10/25/2012 03:43 pm ET Updated Oct 25, 2012

Mar Gregorios Yohanna Ibrahim, Syrian Archbishop Of Aleppo Says Religion Can Play Positive Role (VIDEO)

NEW YORK -- Saying that his people are "suffering day and night" and don't see "any light at the end of this tunnel," the Syrian Orthodox Archbishop of Aleppo, Mar Gregorios Yohanna Ibrahim, visited The Huffington Post on Thursday to offer his take on solutions to the ongoing violence in his nation.

Ibrahim, who leads Orthodox Christians in the Syria's largest city, has been visiting the U.S. and other nations to appeal for humanitarian aid and international diplomacy in hopes of stopping the civil unrest in Syria, where Christians make up about 10 percent of the 22 million majority-Muslim population.

The conflict in Syria, which has led to tens of thousands of deaths, arose after a government crackdown on democratic demonstrations that began last year during the Arab Spring. The fight is mainly between the regime's army, led by President Bashar Assad, and those who want to overthrow it, the Free Syrian Army. The government is dominated by Alawites, a Shiite sect, while the opposition is controlled by Sunnis. Caught between are the nation's Christians, who the government has said will not be supported under the opposition.

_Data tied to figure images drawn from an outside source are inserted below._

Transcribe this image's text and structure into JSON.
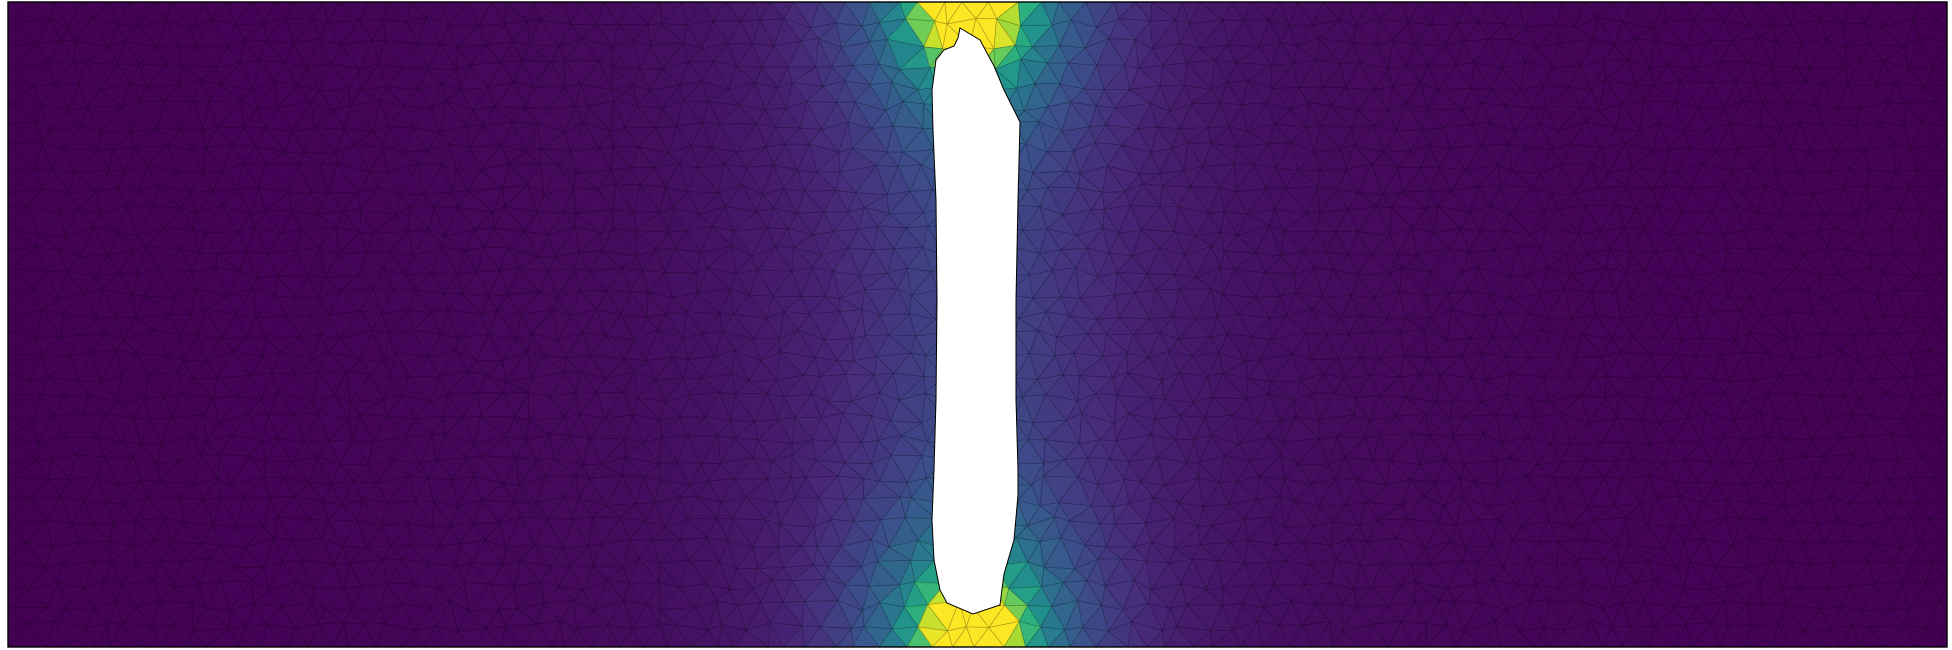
{
  "figure": {
    "kind": "finite-element-mesh-field",
    "colormap": "viridis",
    "mesh_element": "triangle",
    "mesh_edge_color": "#000000",
    "background_color": "#ffffff",
    "hole_fill_color": "#ffffff",
    "border_color": "#000000"
  },
  "colormap_stops": [
    "#440154",
    "#472c7a",
    "#3b518b",
    "#2c718e",
    "#21908d",
    "#27ad81",
    "#5cc863",
    "#aadc32",
    "#fde725"
  ],
  "field": {
    "description_note": "",
    "peak_regions": [
      "top-of-slot",
      "bottom-of-slot"
    ],
    "min_value": 0,
    "max_value": 1
  }
}
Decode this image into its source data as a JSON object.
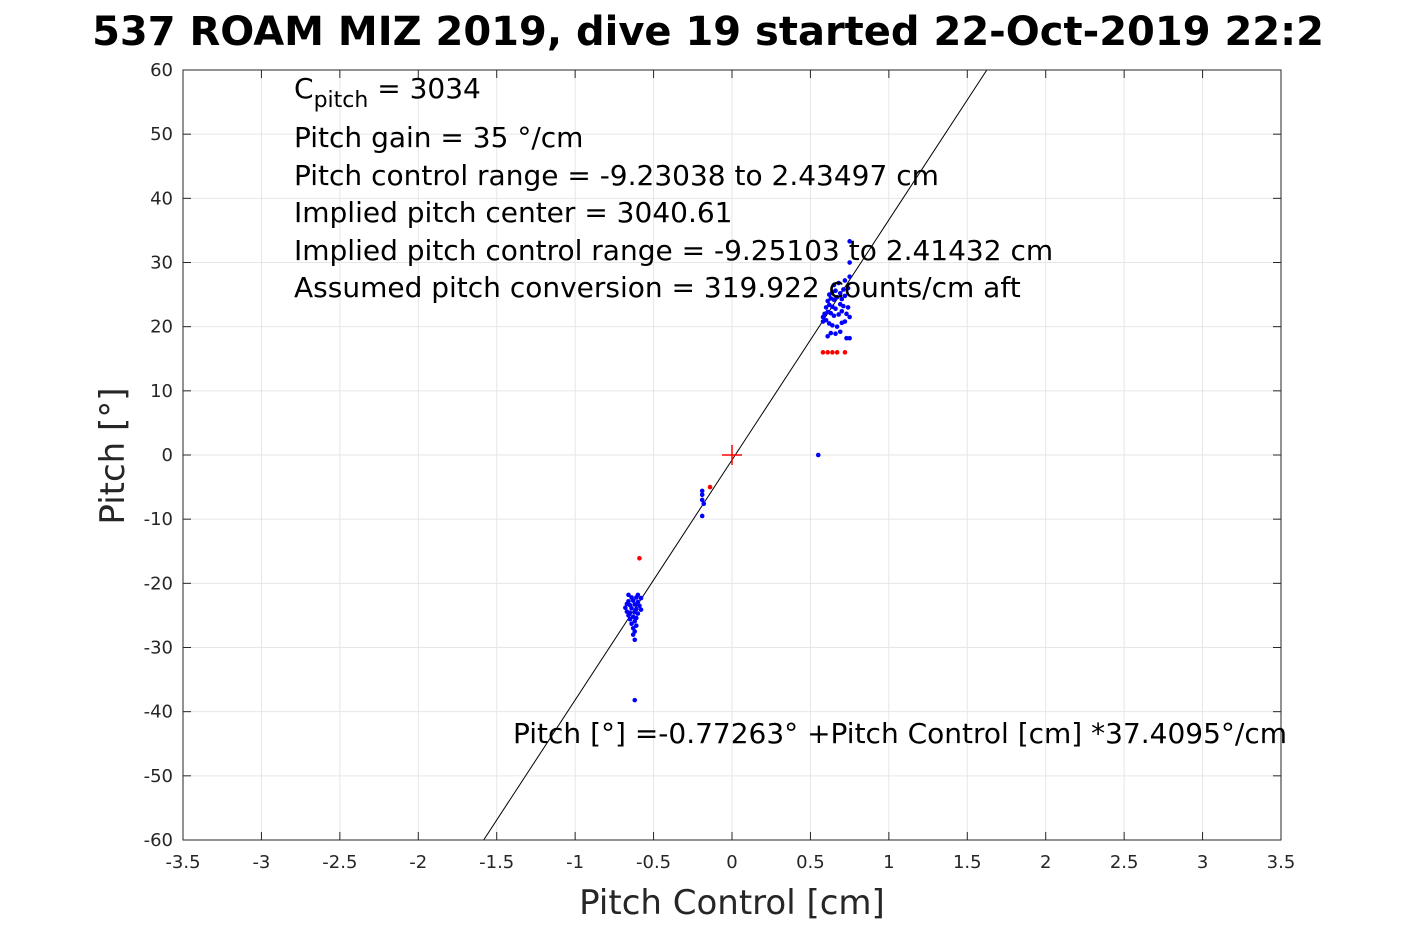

"The main important thing is that Syria cannot remain as it is now because it is an important country in the Middle East and if no solution comes to Syria, it might bring a very sad event for the whole region. My mission and my plea will be the importance of having a concrete, comprehensive plan for the future," said Ibrahim in a meeting with HuffPost Religion. "What we need is security, stability, prosperity, peace, fraternity. This is what we need because we come from different religions and all the teachings of these religions are pushing us to do something for the benefit of human beings."

On Thursday, rebels took control of key areas in Aleppo, a battleground city near Turkey that has a significant Christian population, and the Syrian government agreed to a four-day ceasefire in observance of the Islamic holiday of Eid Al-Adha. Two days before, the Vatican announced that it had delayed a peacemaking group's trip to the region. The group, which was to include Archbishop of New York Timothy Dolan, has not been rescheduled.

"We have to be sure this is accepted by all the parties, not only the government," Ibrahim said about the ceasefire, which is supposed to begin Friday, though it's unclear if either side will abide. "Yesterday, (rebels) occupied the complex where I have a school. It means they are not far from the city center."

While strife between religious groups is taking place, the archbishop stressed that he believes most Syrians believe in peace between religions and freedom of religion. Violence and suppression of religious freedom are "not the teachings of religion, it is the interpretation of religion which sometimes comes from fanatics, closed minds or ignorance,” he said. “And we have it. We have to acknowledge, from both sides, that we have those who cannot really see what are the depths of religion concerning peace and coexistence.”

"If you take the Quran, take the Gospel, you will not see something that says to do something against the others. It's all for peace and tranquility of the human beings," he added.

But Ibrahim said he is praying that his city does not continue to fall to the rebel forces.

"Aleppo is the second most important city in Syria....If you go out of Aleppo, it is occupied by the Free Syrian Army. This is something that has to do with the whole future of the district. Now, they are planning to capture the citizens, which is important. Now, after that, everything will be collapsed," he said. "You will not find the government, you will not find anything there, and (rebels) will go in and control it. That will bring many sad things for the future."

When the conflict ends, the archbishop said he believes one of the most important points of agreements between different sides will need to be over preserving the nation's religious diversity.

"The energy, the goodwill, the efforts of the all the Syrians coming from different backgrounds will help very much to rebuild Syria...Syria is not Iraq, is not Egypt, is not Libya. Those who are against any future are very tiny, a very small number," he said. "The coming constitution should mention all the rights of the religions. It should contain an opportunity to act in a positive way for all of society. And remember, we are a very religious society...I think religion can play a very positive way in the future of Syria."